Every stage of this 3-stage pipeline is an LLM.
1. "The search algorithm is a highly parallel Monte Carlo Graph Search (MCGS) using a large transformer as its policy and value functon." ... "We use a generative policy to take progressively widened [7] samples from the large action space of Lean tactics, conditioning on the Lean proof state, proof history, and, if available, an informal proof. We use the same model and prompt (up to a task token) to compute the value function which guides the search."
See that 'large transformer' phrase? That's where the LLM is involved.
2. "A lemma-based informal reasoning system which generates informal proofs of mathematical state-ments, breaks these proofs down into lemmas, formalizes each lemma into Lean, and iterates this process based on formal feedback" ... "First, the actions it generates consist of informal comments in addition to Lean tactics. Second, it uses a hidden chain of thought with a dynamically set thinking budget before predicting an action."

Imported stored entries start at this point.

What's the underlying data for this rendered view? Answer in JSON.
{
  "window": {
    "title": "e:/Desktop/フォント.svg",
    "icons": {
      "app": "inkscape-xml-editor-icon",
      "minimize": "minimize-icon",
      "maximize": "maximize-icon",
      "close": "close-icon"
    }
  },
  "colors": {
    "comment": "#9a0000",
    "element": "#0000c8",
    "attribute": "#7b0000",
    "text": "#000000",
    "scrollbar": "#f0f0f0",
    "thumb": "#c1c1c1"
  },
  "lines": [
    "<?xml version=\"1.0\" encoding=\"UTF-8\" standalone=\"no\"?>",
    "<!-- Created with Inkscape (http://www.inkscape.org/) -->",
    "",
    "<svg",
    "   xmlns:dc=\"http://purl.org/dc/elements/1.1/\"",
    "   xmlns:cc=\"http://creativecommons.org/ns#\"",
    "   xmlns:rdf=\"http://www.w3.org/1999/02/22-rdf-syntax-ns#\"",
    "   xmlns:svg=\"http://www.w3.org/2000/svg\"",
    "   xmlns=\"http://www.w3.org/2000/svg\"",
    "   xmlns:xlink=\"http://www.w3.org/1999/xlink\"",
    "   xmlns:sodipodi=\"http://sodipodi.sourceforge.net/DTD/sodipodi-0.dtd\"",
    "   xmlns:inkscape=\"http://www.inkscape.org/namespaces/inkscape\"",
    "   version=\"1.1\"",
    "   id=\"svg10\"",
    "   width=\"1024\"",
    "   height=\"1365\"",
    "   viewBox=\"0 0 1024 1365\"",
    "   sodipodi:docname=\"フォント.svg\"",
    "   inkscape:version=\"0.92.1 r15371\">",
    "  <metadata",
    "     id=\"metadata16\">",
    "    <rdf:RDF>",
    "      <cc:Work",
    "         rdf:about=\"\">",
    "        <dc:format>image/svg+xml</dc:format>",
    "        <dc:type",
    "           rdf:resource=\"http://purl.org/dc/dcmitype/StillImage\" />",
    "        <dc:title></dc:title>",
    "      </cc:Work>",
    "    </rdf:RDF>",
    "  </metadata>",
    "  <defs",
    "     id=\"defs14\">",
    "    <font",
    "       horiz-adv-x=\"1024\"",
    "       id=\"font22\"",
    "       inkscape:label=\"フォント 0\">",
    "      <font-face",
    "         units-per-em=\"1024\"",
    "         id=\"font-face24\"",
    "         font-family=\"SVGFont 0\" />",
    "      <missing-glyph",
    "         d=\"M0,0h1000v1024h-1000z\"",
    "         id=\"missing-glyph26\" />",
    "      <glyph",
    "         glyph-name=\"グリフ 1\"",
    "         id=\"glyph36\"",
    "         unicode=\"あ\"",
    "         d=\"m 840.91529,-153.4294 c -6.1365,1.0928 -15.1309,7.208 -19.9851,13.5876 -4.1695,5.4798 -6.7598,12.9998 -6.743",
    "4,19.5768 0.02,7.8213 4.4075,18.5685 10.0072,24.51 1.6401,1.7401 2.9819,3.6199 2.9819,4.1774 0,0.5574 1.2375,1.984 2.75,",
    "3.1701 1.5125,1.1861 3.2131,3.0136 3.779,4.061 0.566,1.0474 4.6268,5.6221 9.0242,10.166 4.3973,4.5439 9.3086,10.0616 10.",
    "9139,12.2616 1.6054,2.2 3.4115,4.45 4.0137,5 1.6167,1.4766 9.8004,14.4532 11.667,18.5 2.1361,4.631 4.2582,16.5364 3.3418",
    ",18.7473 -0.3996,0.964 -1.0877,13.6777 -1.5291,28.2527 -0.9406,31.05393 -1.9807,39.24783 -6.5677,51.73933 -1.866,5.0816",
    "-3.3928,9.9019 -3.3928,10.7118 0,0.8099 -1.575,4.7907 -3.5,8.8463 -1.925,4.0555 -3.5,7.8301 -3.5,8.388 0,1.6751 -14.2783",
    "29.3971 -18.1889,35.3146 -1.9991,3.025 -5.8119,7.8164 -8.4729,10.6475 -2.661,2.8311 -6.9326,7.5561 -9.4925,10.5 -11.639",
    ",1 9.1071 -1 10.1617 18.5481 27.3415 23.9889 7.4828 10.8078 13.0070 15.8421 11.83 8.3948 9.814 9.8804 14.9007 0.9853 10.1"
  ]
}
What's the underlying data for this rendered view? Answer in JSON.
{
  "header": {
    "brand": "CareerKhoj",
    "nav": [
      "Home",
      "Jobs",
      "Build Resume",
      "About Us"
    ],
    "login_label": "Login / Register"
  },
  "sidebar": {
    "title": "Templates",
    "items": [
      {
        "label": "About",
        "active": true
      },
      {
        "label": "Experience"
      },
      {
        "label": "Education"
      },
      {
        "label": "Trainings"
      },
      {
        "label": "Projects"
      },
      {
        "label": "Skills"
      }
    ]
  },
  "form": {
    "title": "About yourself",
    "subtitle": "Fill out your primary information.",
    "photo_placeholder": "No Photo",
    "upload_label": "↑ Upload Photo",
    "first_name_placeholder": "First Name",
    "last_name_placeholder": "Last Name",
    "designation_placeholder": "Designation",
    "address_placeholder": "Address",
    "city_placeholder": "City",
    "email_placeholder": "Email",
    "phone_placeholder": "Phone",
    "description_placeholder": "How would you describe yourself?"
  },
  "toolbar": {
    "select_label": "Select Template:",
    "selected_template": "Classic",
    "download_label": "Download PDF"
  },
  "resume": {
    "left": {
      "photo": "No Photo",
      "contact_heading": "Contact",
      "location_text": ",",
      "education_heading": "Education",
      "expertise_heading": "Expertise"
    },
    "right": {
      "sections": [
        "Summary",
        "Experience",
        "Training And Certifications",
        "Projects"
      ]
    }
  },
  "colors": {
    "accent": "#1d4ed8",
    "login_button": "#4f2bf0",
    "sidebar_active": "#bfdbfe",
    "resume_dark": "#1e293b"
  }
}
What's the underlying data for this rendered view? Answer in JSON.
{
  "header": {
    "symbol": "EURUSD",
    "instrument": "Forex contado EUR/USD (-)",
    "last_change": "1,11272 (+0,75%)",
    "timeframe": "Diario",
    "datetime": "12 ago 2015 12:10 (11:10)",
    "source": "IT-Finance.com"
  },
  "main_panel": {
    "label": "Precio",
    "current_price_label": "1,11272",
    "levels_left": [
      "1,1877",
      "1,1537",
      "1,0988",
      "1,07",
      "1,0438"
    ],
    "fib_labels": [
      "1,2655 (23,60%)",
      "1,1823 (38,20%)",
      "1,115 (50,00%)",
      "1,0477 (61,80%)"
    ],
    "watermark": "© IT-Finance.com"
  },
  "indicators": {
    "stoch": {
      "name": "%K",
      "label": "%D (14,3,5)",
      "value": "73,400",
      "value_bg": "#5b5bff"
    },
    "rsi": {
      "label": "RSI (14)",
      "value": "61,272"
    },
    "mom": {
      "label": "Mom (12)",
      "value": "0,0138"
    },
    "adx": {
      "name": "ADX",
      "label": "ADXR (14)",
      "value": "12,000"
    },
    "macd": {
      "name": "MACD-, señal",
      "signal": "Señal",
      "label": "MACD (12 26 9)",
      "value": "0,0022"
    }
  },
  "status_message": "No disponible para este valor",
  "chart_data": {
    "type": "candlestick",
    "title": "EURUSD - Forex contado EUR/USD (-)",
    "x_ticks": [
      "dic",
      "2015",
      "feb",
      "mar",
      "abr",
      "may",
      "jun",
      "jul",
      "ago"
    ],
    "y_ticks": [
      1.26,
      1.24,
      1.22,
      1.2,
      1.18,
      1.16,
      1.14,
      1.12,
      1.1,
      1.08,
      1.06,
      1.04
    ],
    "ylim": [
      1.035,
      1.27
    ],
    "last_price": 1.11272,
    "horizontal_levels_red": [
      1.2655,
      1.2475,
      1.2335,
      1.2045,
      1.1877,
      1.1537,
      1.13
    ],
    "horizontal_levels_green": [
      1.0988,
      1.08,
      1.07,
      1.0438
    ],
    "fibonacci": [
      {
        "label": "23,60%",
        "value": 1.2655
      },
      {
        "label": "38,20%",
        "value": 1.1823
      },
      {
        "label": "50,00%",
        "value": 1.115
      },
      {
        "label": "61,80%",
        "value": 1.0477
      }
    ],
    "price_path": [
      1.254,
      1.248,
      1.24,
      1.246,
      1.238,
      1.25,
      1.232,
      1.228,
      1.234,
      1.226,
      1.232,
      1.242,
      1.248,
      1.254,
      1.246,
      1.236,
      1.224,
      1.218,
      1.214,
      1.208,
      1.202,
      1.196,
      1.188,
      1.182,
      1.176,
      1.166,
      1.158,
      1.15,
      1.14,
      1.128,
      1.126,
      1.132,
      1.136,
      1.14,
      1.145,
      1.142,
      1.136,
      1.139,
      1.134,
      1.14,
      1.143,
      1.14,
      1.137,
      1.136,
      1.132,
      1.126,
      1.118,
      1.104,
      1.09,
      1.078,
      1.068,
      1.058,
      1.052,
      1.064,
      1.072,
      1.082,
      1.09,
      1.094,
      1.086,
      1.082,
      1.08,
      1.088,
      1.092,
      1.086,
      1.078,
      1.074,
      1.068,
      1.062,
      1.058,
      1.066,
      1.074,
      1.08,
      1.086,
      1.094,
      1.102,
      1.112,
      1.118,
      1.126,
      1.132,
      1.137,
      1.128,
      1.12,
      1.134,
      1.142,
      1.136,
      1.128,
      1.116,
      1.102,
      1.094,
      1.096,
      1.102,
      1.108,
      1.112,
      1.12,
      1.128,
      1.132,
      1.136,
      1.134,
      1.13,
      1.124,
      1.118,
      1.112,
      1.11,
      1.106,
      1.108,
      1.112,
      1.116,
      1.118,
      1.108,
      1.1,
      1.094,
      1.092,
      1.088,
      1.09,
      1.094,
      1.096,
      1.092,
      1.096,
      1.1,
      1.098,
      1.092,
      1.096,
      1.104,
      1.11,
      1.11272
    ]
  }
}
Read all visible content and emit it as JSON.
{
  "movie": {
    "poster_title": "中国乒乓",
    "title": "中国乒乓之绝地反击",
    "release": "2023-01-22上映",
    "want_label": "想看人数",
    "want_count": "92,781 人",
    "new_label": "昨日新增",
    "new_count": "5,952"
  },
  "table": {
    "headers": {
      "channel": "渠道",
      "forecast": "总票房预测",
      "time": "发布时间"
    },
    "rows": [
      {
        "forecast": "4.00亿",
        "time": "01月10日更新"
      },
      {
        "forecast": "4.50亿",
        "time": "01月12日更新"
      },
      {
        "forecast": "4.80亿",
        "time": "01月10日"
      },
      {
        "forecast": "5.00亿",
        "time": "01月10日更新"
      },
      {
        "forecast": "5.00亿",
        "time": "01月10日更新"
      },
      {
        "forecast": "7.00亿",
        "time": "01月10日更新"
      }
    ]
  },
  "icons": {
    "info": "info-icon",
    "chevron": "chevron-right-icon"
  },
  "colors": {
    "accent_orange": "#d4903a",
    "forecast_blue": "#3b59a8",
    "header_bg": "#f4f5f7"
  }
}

Unless you're proposing that this team solved AGI, "chain of thought" is a specific term of art in LLMs.
3. "A geometry solver which solves plane geometry problems outside of Lean using an approach based on AlphaGeometry [45]." ... following the reference: "AlphaGeometry is a neuro-symbolic system that uses a neural language model, trained from scratch on our large-scale synthetic data, to guide a symbolic deduction engine through infinite branching points in challenging problems. "
AlphaGeometry, like all of Deepmind's Alpha tools, is an LLM.
Instead of accusing people of not reading the paper, perhaps you should put some thought into what the things in the paper actually represent.
If you think "transformer" = LLM, you don't understand the basic terminology of the field. This is like calling AlphaFold an LLM because it uses a transformer.